It all centers around the bridge replacement at Glenwood and Wade avenues in Raleigh that begins Monday.
When the Glenwood Avenue bridge at Wade Avenue was built in 1954, it was a state-of-the-art, high-capacity bridge in an urban setting. After nearly 50 years of wear and tear, the Department of Transportation said it is time for a new bridge.
Despite the protests of environmentalists, a couple of stately oaks will have to go to make way for the bridge replacement. A lot of trees would have gone in the original design, but a save was engineered by the Raleigh Appearance Commission.
"When we first saw the plan about the way the bridge was going to look, the concept was going to be a highway overpass plopped down in the middle of the city of Raleigh, and people who saw the plan were actually very unhappy about it -- hopping mad, in fact," said Charlie Madison, Raleigh Appearance Commission chairman.
Over two months of discussion, the commission and the DOT worked out a compromise.
"I think everybody kind of came to the middle a little bit, that yes, the bridge needed to be replaced, but we could also get a better looking bridge and have less impact when it comes to the landscaping. So we're happy," Madison said.
Work starts Monday at Glenwood and Wade avenues. Officials said motorists can expect lane closures, orange barrels, and delays. The project is expected to take 1.5 years.
The DOT will hold a construction information meeting for people affected by the bridge replacement project. The two-hour meeting is scheduled to start at 6 p.m.
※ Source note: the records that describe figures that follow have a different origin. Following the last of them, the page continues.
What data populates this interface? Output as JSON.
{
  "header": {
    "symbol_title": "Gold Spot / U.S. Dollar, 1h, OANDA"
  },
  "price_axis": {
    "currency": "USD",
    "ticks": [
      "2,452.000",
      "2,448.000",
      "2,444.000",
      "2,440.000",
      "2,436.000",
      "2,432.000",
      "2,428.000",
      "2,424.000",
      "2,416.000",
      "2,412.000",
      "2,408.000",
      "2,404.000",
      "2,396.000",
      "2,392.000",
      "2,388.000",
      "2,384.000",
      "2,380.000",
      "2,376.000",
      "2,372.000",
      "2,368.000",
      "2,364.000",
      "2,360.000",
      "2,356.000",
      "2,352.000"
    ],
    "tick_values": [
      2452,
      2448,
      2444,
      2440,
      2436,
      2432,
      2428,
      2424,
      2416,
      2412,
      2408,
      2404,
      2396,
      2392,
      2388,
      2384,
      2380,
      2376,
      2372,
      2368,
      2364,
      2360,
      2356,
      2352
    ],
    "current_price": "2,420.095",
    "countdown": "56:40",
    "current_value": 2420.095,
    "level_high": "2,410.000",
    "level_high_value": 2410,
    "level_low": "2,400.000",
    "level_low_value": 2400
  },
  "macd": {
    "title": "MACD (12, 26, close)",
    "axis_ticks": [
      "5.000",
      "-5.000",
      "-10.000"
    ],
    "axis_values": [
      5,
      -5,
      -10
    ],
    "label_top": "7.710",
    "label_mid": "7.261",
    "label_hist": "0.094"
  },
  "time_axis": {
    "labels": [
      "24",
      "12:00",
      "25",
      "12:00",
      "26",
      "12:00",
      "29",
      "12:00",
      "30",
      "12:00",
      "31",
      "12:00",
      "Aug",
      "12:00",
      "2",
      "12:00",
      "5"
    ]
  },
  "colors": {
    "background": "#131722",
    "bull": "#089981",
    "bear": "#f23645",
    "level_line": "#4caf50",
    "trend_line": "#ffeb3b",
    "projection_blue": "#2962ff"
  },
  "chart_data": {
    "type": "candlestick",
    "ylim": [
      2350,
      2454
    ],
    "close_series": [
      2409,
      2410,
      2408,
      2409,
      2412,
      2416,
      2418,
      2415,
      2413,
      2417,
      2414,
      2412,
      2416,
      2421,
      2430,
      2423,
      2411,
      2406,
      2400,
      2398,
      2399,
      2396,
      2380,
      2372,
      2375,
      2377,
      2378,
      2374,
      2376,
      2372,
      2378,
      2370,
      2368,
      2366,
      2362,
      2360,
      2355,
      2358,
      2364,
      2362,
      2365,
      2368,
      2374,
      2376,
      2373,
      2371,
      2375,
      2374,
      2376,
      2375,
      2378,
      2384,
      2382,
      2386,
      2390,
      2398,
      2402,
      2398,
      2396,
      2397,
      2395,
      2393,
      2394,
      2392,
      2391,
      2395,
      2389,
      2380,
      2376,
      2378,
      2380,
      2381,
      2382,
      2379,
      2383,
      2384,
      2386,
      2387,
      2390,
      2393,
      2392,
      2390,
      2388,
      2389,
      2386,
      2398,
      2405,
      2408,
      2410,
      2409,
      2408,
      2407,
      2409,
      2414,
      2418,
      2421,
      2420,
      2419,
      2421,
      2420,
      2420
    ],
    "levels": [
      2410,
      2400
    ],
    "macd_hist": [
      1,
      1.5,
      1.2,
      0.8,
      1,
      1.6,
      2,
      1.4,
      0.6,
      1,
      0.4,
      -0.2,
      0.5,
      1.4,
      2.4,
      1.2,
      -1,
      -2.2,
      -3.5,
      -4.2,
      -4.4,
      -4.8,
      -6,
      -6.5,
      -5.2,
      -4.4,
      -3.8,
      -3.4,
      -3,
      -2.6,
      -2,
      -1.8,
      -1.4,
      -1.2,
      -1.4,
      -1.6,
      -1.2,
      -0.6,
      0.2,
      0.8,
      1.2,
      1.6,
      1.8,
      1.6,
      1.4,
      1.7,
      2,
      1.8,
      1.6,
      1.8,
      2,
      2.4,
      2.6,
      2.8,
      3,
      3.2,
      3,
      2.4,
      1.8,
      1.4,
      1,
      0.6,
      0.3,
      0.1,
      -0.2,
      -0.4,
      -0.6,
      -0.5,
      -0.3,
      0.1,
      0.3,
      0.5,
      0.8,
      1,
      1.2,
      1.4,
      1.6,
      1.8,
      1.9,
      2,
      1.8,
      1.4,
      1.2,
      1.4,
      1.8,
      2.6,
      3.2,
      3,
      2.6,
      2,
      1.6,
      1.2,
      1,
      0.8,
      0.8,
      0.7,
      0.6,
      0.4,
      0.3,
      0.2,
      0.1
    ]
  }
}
Tuesday in the auditorium of the Transportation Building on South Wilmington Street, located across from the state Capitol.
The Hillsborough Street bridge project has reached a transition point but is still far from finished.
DOT crews demolished the old bridge near the state Capitol and are now building the new bridge span. The bridge replacement is slated to be complete in August.
Work is also underway on the Wilmington Street Bridge on the south side of Raleigh. Crews have squeezed five lanes down to two. Engineers said they will demolish and rebuild half of the bridge then move to the other side. The project is expected to be finished by April 2004.